As expected the Guinness in Ireland was smooth and creamy, and came in pint glasses. The wine experience was a little different. I took four bottles of 2002 Australian Shiraz as well a 375 ml bottle of Seppelt’s DP 59 Rare Rutherglen Tokay to share among relatives and friends. The reception these wines received was interesting. Friends from England were quite willing to taste the wines and express an opinion. But my wife’s Irish cousins seemed more interested in the alcohol content than the taste of the wines. Initially I put this down to a lack of experience with wine, after all alcohol is not the only component that goes to make a balanced and structurally sound wine.
However! Toward the end of our week among the green hills and stone ruins of southwest Ireland I was asked to purchase wine for a birthday party. And this was not just any birthday party; it was the reason for being in Ireland. The wine selection would have to rise to the occasion but there was only one bottle of Aussie Shiraz left. Having seen what wines were being sold in the supermarkets I was keen to find a specialist wine store. But this is Ireland. The land of Guinness. Small villages with narrow streets. And peat-smoke filled pubs! Quality wine is it, ya say? Hmmm, let me tink now. Fortunately some of the other Americans who were visiting for the party, and were staying in GarryKennedy, had seen a wine shop, The Wine Buff, in nearby Nenagh.
A brief glance around the shelves of The Wine Buff and I knew that I wasn’t going to be buying any New World Wines. But the owner Alexis Kelly was very accommodating once she knew I liked Syrah. And she opened a couple of bottles of other wines for us to taste as well. In the end we came away with a six-pack of wines that turned out to be quite popular among the party goers. Maybe I’ll post on them in the future.

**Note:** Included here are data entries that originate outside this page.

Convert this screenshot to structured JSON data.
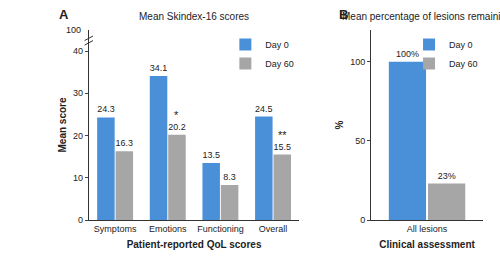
{
  "chart_data": [
    {
      "type": "bar",
      "panel": "A",
      "title": "Mean Skindex-16 scores",
      "x_label": "Patient-reported QoL scores",
      "y_label": "Mean score",
      "categories": [
        "Symptoms",
        "Emotions",
        "Functioning",
        "Overall"
      ],
      "series": [
        {
          "name": "Day 0",
          "color": "#4a90d9",
          "values": [
            24.3,
            34.1,
            13.5,
            24.5
          ]
        },
        {
          "name": "Day 60",
          "color": "#a6a6a6",
          "values": [
            16.3,
            20.2,
            8.3,
            15.5
          ]
        }
      ],
      "ylim": [
        0,
        45
      ],
      "yticks": [
        0,
        10,
        20,
        30,
        40
      ],
      "axis_break_label": "100",
      "annotations": [
        {
          "text": "*",
          "category": "Emotions",
          "series": "Day 60"
        },
        {
          "text": "**",
          "category": "Overall",
          "series": "Day 60"
        }
      ],
      "data_labels": true,
      "grid": false,
      "legend": "upper right"
    },
    {
      "type": "bar",
      "panel": "B",
      "title": "Mean percentage of lesions remaining",
      "x_label": "Clinical assessment",
      "y_label": "%",
      "categories": [
        "All lesions"
      ],
      "series": [
        {
          "name": "Day 0",
          "color": "#4a90d9",
          "values": [
            100
          ],
          "value_labels": [
            "100%"
          ]
        },
        {
          "name": "Day 60",
          "color": "#a6a6a6",
          "values": [
            23
          ],
          "value_labels": [
            "23%"
          ]
        }
      ],
      "ylim": [
        0,
        120
      ],
      "yticks": [
        0,
        50,
        100
      ],
      "data_labels": true,
      "grid": false,
      "legend": "upper right"
    }
  ]
}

But what of the Irish and the alcohol content of wine? To try and learn more I chased down the web site for The Wine Buff because Alexis had said in passing that The Wine Buff was looking at Australia. And there it was, Update from Australia. And there it was again, the concern over high alcohol content. This time the comments were a little more informative. The alcohol level was clearly a concern but so was the heavy extraction and lack of freshness. With comments like “At this stage I have tasted about two hundred wines and there were only about six wines, maximum, that I felt like drinking” it looks like The Wine Buff won’t be a big importer of Australian wines .The price of the wines downunder also appeared to be a concern. I can understand this. The six wines we purchased from The Wine Buff were all under $20USD and only one was not good value.
And then there is Muck and Merlot! Published in 2004 this little book was written by Tom Doorley, reputedly “one of Ireland’s best-known commentators on food and wine”. My copy came from the Tall Stories book store in Kilkenny and as I leafed through a few chapters late at night in the Willowbrook B&B I began to realize that Mr Doorley was perhaps one of the reasons why the Irish look for the alcohol level before they taste. Muck and Merlot has a chapter entitled Wine Whine which covers the usual suspects but it also goes after “cult wines that are over-extracted and over-alcoholic”. Now there is nothing wrong with that notion, in fact it may well hold more than a grain of truth. Its just that the paragraph begins with quite a crippling comment on Penfold’s Grange. Red flag to an Australian! But the same paragraph also contains the comment “Whole swathes of the world’s wines are now too alcoholic for their own good, but do we hear serious objections? Not nearly enough of them.” Later in the same chapter are comments on the mafia and dead bodies in the irrigation channels of (Riverina) Australia. Well in truth there are a lot of Australians of Italian heritage there, so I suppose……
Back to some real facts about Ireland and those high alcohol Australian wines. Tom, my man, do you realize that Ireland is the sixth largest market for Australian wines? And that between the years 2002/3 and 2004/5 the volume of Australian wine sold increased by 46.5%? Someone in Ireland loves a little bit more alcohol in their wines!